Thursday, 9 June 2011

Keeping up with life

So yes it has been so long since I have written a blog but wow I have been so busy it is crazy.  I have so much on my plate right now but like I have said before I kinda like it.  i am so used to not having friends and not doing anything outside of the house that the more stuff I have to do the better.  I get bored really easy and then It makes me depressed cause I have no one that is close to me that I can just say hey lets talk.

 Like for instance my husband is gonna get a ass kicking if he doesn't start living up to his promise. Before we moved here I was a full time just stay at home mom.  I had no job  and all I did was play with my kids and clean and cook and My hubby didn't have to do anything.  I way I say it was he worked so it was only far that I took care of the house and kids.  I liked it, i didn't mind doing it.  Then he desired he has had enough of Calgary and off to Victoria we go.  Moving yet again.  I told him no the last time we were in Victoria we were buying diapers with pop bottle money and I was not going to allow my children to live like that again.  He promised me that it would be different, and it has been for sure.  He said you can start a Day home and still be home with the kids and he would take on 50% of the life responsibility's.

 So on Sundays i take Faith to gymnastics, I do the grocery shopping for the week.  I clean the house for the start of the week.  I make sure there are crafts and stuff for the day care kids, make lunch for Austin.  Monday Austin has beavers, Tuesday Gymnastics for Austin Wednesday I usually have a PAC Meeting I clean the house daily for Daycare.  I take car of 5 kids just so we all know.  I cook the dinners I make the lunches, I help with the home work.  I take the kids to parks and Play groups and birthday party's I started an Epicure business to make extra money and I am in the middle of trying to do consignment sale to make extra money with stuff that is just sitting in boxes.  I made a cook book this year with Austin's school.
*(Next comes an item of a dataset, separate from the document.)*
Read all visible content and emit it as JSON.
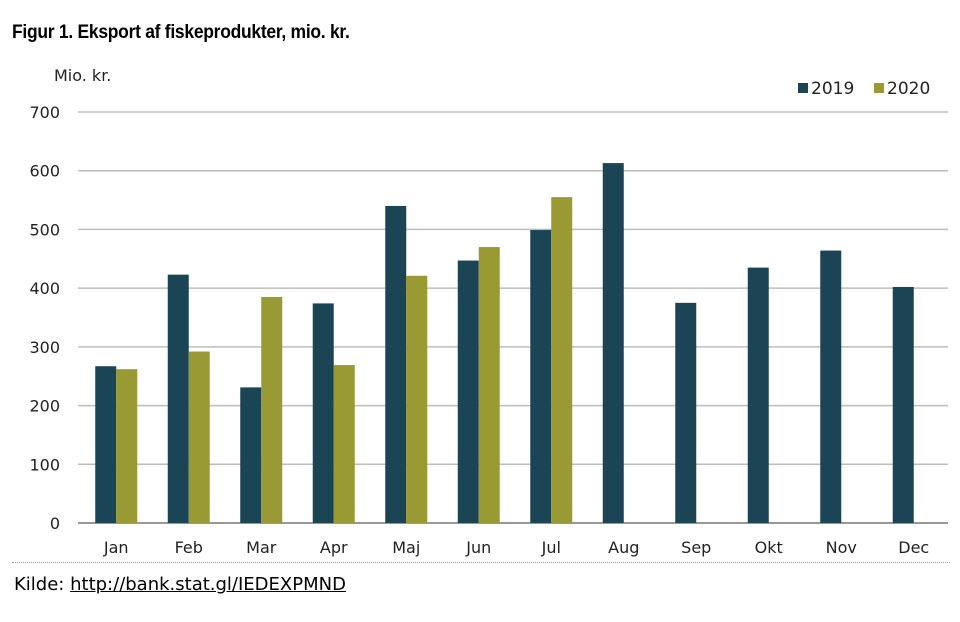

 So the reason for this rant is because I have asked and asked for help.  and nope nothing.  I asked him last week to please call Kia about the leak in the car.  I dont know the first thing about cars so when they ask questions like where is the leaking coming from all I can say to the guy is the bottom of the car.  One freaken thing I ask him to do and he says to me yesterday.  Well why cant you do it.  You think I have anytime to do that.  or Marlena why dont you work out more, you are always saying that you are so out of shape why dont you go for a run on the tread mill or take a swimming class.  (I thought swimming class was a great Idea, just gotta figure out when I can do it).
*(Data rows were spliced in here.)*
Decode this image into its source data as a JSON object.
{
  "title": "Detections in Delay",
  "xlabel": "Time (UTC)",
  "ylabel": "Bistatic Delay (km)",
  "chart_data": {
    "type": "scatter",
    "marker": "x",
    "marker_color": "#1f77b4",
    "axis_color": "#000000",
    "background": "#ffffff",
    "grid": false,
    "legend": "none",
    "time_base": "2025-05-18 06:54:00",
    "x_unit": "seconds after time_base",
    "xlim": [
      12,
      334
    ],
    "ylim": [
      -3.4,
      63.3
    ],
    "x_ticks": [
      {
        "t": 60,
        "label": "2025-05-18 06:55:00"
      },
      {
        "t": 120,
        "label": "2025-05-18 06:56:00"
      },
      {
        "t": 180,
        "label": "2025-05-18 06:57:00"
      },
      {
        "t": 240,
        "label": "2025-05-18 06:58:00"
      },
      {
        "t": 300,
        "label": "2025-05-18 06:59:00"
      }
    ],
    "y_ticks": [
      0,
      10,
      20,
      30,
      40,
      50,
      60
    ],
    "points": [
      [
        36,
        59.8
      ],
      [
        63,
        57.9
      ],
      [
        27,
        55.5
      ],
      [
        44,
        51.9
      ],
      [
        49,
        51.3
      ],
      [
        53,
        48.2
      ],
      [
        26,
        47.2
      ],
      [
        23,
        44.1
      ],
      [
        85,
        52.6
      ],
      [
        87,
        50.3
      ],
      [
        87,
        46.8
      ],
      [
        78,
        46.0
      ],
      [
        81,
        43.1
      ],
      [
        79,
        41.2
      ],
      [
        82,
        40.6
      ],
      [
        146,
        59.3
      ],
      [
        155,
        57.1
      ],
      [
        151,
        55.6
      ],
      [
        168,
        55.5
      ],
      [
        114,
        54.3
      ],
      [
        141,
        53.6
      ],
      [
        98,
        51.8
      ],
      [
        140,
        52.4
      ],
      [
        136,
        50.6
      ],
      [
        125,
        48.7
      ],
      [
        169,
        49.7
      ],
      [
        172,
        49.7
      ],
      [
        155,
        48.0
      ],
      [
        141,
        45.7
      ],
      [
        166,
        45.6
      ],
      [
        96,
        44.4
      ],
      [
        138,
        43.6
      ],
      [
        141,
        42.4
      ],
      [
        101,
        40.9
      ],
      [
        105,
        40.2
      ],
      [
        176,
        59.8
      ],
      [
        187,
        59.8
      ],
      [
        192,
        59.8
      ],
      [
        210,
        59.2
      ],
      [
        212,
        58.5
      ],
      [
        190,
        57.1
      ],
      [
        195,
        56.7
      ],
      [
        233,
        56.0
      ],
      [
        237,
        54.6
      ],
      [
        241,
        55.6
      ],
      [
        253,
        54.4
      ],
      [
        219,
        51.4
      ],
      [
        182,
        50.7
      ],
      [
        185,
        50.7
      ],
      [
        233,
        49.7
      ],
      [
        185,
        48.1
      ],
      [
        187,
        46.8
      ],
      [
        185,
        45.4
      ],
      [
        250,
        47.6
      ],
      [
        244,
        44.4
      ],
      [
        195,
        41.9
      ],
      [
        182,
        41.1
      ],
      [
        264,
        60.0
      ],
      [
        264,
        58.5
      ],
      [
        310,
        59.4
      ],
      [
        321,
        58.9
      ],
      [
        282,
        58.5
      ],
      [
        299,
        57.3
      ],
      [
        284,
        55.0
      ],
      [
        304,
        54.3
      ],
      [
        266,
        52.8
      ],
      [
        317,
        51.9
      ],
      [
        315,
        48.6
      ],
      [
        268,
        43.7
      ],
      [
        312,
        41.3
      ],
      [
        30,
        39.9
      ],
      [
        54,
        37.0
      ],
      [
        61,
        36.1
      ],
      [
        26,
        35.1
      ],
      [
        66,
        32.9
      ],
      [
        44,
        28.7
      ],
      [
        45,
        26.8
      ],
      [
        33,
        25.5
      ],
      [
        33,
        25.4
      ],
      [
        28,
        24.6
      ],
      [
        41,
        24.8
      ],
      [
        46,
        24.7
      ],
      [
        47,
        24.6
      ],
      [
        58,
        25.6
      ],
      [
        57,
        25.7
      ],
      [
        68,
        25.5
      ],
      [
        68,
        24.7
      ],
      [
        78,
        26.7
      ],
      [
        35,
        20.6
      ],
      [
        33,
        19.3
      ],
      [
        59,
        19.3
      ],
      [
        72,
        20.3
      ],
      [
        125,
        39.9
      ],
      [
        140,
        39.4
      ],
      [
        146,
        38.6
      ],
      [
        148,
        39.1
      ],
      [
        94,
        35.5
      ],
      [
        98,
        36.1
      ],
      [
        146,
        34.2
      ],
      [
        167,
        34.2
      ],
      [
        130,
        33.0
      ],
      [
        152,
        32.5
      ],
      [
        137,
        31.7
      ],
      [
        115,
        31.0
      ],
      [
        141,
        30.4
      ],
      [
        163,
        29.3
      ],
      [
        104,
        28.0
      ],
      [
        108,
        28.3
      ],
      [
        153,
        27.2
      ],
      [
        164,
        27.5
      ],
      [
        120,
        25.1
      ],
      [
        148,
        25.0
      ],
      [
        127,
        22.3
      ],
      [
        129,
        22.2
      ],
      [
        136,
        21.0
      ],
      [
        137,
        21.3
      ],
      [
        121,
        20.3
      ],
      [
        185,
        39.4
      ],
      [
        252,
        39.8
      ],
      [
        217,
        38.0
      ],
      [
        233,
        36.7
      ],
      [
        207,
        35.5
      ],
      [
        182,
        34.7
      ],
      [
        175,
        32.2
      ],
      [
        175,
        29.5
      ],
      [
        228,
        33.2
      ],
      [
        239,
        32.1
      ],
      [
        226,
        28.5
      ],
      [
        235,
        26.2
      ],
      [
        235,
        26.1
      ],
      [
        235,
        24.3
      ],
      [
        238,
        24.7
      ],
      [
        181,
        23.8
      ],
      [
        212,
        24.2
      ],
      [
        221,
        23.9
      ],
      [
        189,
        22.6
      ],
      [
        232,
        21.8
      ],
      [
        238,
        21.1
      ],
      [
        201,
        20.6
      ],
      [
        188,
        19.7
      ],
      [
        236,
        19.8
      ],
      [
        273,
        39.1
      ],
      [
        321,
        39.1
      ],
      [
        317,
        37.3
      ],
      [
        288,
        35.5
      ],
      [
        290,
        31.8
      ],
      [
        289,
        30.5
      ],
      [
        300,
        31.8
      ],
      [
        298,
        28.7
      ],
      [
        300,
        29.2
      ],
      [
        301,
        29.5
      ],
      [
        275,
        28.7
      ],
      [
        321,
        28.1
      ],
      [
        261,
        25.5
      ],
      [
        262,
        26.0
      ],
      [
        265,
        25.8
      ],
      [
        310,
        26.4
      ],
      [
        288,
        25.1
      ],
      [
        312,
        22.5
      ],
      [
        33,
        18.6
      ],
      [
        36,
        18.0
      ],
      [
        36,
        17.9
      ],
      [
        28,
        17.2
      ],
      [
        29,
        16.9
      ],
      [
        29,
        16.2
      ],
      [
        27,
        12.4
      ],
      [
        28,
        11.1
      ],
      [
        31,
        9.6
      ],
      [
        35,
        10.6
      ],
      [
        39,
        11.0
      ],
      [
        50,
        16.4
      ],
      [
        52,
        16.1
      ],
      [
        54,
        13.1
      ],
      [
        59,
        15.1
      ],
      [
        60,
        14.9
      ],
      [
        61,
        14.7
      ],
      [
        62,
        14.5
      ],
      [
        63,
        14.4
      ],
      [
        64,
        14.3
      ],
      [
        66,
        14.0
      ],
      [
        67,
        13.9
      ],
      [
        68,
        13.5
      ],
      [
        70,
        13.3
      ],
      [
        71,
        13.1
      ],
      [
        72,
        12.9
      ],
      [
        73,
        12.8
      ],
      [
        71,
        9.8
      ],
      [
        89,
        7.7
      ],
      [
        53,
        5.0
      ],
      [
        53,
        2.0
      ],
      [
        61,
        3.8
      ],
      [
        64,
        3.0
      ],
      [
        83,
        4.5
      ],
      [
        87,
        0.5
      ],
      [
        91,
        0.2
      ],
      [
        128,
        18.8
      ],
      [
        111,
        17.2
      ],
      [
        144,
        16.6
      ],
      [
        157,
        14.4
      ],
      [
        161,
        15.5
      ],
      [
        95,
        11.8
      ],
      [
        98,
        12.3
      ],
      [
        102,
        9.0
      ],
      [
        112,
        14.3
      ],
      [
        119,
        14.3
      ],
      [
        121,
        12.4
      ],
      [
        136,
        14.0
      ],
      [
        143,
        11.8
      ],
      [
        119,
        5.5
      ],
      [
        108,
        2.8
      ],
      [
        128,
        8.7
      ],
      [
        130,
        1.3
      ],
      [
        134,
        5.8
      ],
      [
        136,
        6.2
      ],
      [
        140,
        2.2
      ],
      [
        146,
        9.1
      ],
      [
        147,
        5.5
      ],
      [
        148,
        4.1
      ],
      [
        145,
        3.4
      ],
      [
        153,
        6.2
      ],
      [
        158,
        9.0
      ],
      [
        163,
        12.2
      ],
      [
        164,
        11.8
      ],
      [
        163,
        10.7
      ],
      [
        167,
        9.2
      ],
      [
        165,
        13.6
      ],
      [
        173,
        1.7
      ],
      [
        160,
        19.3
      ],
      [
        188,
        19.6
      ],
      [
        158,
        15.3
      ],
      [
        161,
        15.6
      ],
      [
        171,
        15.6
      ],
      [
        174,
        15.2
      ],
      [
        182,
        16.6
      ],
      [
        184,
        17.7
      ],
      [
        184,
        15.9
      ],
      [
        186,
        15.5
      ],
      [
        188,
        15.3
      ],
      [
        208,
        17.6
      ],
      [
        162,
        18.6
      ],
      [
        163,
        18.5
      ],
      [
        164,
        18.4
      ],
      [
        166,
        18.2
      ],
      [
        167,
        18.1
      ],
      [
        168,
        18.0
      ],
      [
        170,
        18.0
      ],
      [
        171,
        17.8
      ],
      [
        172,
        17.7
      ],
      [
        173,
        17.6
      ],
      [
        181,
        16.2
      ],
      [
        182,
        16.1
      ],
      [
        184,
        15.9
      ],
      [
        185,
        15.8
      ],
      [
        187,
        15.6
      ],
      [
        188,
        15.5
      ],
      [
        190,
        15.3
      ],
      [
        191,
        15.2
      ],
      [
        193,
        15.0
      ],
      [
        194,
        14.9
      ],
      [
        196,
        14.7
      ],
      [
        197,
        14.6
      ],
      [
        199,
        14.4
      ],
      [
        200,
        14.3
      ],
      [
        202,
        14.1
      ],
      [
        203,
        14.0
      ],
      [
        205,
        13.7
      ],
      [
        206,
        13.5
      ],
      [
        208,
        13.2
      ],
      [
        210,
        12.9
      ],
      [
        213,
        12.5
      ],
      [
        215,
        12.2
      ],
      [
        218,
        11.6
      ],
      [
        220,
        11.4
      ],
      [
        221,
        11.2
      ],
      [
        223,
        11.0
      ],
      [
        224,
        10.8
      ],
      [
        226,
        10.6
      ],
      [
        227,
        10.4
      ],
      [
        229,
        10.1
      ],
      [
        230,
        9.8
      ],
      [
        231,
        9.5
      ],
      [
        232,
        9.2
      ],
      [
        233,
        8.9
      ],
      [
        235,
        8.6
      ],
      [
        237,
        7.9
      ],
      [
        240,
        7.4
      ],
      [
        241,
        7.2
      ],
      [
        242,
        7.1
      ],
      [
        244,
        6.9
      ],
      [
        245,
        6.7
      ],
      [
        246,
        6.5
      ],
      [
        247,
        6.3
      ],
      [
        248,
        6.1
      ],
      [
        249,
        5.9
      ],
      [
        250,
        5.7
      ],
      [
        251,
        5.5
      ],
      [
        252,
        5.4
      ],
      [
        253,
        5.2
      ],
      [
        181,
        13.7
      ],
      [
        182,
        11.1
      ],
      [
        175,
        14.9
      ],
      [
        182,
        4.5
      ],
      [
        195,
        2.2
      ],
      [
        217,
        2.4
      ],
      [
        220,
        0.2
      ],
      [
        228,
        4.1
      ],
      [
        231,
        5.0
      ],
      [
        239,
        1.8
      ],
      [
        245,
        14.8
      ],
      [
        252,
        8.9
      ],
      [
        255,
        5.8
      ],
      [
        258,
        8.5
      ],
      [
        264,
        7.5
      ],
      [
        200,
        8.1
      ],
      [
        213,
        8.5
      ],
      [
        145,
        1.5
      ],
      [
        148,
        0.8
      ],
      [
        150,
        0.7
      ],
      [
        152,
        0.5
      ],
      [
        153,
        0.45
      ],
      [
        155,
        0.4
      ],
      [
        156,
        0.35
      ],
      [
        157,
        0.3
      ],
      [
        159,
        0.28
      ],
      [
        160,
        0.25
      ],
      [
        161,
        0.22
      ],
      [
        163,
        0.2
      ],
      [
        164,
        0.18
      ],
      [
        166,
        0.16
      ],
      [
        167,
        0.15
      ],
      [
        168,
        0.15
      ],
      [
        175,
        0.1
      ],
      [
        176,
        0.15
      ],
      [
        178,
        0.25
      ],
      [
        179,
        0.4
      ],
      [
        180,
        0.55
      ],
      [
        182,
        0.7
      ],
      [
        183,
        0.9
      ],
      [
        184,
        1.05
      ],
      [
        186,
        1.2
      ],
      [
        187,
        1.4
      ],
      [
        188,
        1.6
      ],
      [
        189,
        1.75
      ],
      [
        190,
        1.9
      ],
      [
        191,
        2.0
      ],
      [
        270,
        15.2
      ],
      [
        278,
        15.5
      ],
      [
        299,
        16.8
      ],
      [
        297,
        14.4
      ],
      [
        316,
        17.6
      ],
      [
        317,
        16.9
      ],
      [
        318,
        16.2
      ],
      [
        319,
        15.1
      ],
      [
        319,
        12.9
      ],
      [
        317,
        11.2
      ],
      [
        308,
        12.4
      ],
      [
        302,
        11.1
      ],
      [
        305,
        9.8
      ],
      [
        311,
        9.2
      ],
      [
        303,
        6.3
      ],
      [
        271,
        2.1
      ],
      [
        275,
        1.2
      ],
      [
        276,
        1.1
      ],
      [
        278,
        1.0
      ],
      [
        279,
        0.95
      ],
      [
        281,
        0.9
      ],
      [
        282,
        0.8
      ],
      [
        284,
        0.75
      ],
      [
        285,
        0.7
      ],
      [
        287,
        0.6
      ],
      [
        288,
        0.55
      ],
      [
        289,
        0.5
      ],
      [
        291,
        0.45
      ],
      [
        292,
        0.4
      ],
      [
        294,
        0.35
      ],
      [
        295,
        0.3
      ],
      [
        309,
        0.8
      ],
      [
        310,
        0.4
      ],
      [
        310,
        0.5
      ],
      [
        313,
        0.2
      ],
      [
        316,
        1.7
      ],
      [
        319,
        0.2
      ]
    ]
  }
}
So anyways needless to say he is mad at me for being so cranky and he doesn't know why I am being so cranky.  and I am pissed that he doesn't know why I am mad.  It pisses me off more that he thinks that my day is so much easier and I should find time to do everything.  I take care of all the money and the schedule, he doesn't even know when my birthday is most days.  So that is my rant.  OMG things need to change or I will loss it.  I think I wanna pretend to have a nervous breakdown just so I can go stay in a hospital and relax and have people feed me hahahaha.  On another note, does anybody know if this blogging site has an ap for the Iphone.  I would like to read blogs and write my blogs on my Iphone.